Concentration, by which is grown gradually the power to wrestle successfully with any subject, is the secret of successful study. No mind however dull can escape the brightness that comes from steady application. There is an old saying, “Youth enjoyeth not, for haste;” but worse than this, the failure to cultivate the power of peaceful concentration is the greatest single cause of mental breakdown. Plato pities the young man who started at such a pace that he never reached the goal. One of the saddest of life’s tragedies is the wreckage of the career of the young collegian by hurry, hustle, bustle and tension the human machine driven day and night, as no sensible fellow would use his motor.…

A few hours out of the sixteen will suffice, only let them be hours of daily dedication in routine, in order and in system, and day by day you will gain in power over the mental mechanism, just as the child does over the spinal marrow in walking, or the musician over the nerve centres. Aristotle somewhere says that the student who wins out in the fight must be slow in his movements, with voice deep, and slow speech, and he will not be worried over trifles which make people speak in shrill tones and use rapid movements. Shut close in hour-tight compartments, with the mind directed intensely upon the subject in hand, you will acquire the capacity to do more and more, you will get into training; and once the mental habit is established, you are safe for life….

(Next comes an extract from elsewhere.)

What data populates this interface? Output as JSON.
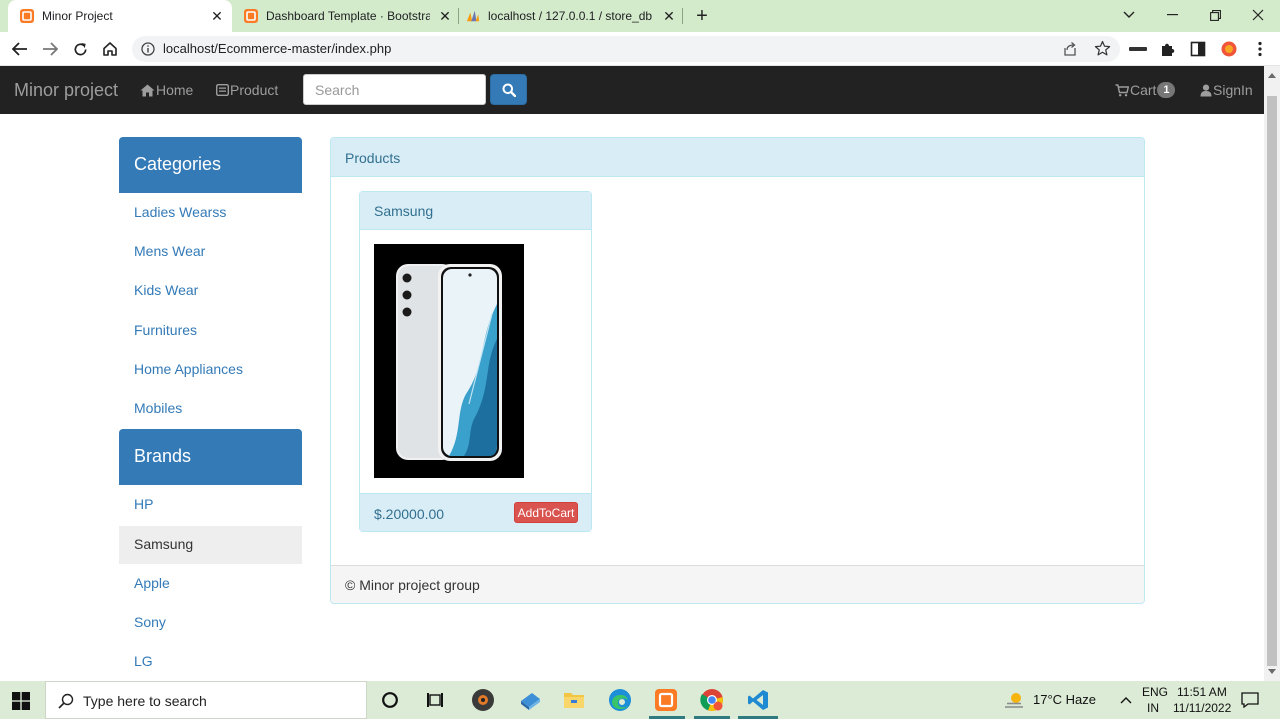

Four or five hours daily it is not much to ask ; but one day must tell another, one week certify another, one month bear witness to another of the same story, and you will acquire a habit by which the one-talent man will earn a high interest, and by which the ten-talent man may at least save his capital.

Steady work of this sort gives a man a sane outlook on the world. No corrective so valuable to the weariness, the fever and the fret that are so apt to wring the heart of the young.